The United Nations said yesterday it had reports that Syrian soldiers and allied Iraqi fighters had summarily shot dead 82 children, women and men in recaptured east Aleppo and a military source said the last rebel pocket could fall “at any moment”.
The Syrian army has denied carrying out killings or torture among those captured, and its main ally Russia said yesterday rebels had “kept over 100,000 people as human shields”.
The rout of rebels from their ever-shrinking territory in Aleppo has sparked a mass flight of civilians and insurgents in bitter weather, a crisis the United Nations said was a “complete meltdown of humanity”.
Hopes for a last-ditch deal to end the fighting by withdrawing fighters also seemed in doubt, with Moscow rejecting calls for an immediate ceasefire as concern grew over the fate of civilians.
“The reports we had are of people being shot in the street trying to flee and shot in their homes,” said Rupert Colville, spokesman for the UN office.
“There could be many more.”
France said it had called for an immediate UN Security Council meeting over the alleged atrocities to focus on possible war crimes and crimes against humanity.
Behind those fleeing was a wasteland of flattened buildings, concrete rubble and bullet-pocked walls, where tens of thousands had lived until recent days under intense bombardment even after medical and rescue services had collapsed.
Colville said the rebel-held area was “a hellish corner” of less than a square kilometre, adding its capture was imminent.
The Syrian army and its allies could declare victory at any moment, a Syrian military source said, predicting the final fall of the rebel enclave today, after opposition defences collapsed on Monday.
Turkish and Russian officials will meet today to examine a possible ceasefire and opening a corridor, a senior Turkish official, who declined to be identified, told Reuters.
But Moscow, the Syrian government’s most powerful ally, rejected any immediate call for a ceasefire.
“The Russian side wants to do that only when the corridors are established,” Russian Foreign Minister Sergei Lavrov said yesterday.
The spokesman for the civil defence force in the former rebel area of Aleppo reckoned rebels controlled an area of less than 3 sq km.
“The situation is very, very bad.
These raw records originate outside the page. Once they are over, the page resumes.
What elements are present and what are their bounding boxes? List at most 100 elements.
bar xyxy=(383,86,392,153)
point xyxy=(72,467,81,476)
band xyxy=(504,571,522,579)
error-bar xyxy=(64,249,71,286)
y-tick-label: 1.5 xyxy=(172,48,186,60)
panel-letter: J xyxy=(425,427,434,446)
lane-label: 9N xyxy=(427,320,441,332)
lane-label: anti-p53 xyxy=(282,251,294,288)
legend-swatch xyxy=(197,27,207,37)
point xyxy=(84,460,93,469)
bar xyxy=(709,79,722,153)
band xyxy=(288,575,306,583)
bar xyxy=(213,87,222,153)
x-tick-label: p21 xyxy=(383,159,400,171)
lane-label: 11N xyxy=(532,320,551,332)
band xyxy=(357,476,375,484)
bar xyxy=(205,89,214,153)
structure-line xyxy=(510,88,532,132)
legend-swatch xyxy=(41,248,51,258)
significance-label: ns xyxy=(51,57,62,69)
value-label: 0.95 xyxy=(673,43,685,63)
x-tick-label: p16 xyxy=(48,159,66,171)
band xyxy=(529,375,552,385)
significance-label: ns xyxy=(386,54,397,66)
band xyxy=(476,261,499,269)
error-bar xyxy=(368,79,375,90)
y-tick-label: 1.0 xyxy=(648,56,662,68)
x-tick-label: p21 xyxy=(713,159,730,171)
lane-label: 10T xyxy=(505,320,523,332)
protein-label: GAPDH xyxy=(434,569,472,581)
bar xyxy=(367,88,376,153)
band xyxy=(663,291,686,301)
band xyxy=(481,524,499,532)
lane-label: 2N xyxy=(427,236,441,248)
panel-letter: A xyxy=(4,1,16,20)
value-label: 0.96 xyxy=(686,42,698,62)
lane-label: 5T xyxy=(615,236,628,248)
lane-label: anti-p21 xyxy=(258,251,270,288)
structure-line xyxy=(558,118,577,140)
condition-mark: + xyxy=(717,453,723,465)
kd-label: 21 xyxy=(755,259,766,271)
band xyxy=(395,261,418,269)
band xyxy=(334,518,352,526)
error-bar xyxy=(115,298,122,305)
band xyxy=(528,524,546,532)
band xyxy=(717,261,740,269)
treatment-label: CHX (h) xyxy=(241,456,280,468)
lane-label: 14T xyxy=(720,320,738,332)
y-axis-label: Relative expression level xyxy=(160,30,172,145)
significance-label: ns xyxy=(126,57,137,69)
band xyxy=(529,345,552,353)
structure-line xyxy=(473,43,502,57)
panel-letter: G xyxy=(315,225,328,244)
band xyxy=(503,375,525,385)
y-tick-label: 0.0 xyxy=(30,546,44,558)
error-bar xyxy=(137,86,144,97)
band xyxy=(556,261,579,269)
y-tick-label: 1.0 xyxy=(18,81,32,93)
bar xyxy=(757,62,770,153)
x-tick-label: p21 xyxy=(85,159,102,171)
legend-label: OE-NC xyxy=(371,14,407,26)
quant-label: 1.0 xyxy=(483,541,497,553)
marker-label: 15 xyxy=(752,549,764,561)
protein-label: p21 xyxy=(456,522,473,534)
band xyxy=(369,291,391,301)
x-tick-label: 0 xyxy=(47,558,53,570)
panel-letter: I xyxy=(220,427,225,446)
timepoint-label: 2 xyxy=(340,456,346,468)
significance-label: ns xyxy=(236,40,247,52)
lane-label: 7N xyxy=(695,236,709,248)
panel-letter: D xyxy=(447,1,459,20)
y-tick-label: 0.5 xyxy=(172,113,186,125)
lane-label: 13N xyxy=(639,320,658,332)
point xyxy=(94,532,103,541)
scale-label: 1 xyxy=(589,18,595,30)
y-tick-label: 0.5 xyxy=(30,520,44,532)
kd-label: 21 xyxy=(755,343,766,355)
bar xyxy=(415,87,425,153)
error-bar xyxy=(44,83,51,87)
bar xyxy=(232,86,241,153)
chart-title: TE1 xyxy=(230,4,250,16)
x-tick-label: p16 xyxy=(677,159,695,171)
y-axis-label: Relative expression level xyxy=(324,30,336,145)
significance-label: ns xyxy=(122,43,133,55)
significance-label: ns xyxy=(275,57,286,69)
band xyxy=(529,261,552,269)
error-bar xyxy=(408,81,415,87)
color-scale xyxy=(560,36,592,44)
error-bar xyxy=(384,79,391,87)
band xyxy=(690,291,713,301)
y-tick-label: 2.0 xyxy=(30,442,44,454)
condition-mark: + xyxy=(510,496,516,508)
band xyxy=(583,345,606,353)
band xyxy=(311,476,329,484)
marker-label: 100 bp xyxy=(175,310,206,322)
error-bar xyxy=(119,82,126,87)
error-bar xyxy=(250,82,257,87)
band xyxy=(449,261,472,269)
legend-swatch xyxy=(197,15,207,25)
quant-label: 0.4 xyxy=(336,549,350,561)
The civil defence has stopped operating in the city,” he told Reuters.
A surrender or withdrawal of the rebels from Aleppo would mean the end of the rebellion in the city, Syria’s largest until the outbreak of war after mass protests in 2011, but it is unclear if such a deal can be struck by world powers.
By finally dousing the last embers of resistance burning in Aleppo, Syrian President Bashar al-Assad’s military coalition of the army, Russian air power and Iran-backed militias will have delivered him his biggest battlefield victory of the war.
However, while the rebels, including groups backed by the United States, as well as militant groups that the West does not support, will suffer a crushing defeat in Aleppo, the war will be far from over.
“The crushing of Aleppo, the immeasurably terrifying toll on its people, the bloodshed, the wanton slaughter of men, women and children, the destruction -  and we are nowhere near the end of this cruel conflict,” UN High Commissioner for Human Rights Zeid Ra’ad al-Hussein said in a statement.
Aleppo’s loss will leave the rebels without a significant presence in any of Syria’s main cities, but they still hold much of the countryside west of Aleppo and the province of Idlib, also in northwest Syria.
Islamic State also has a big presence in Syria and has advanced in recent days, taking the desert city of Palmyra.
The army and its allies were advancing towards the Sukkari, Tel al-Zarazir and parts of Seif al-Dawla and al-Amariya districts, the Syrian military source said.
“When the army regains control of these areas, its operation in the eastern areas of the city will have finished”.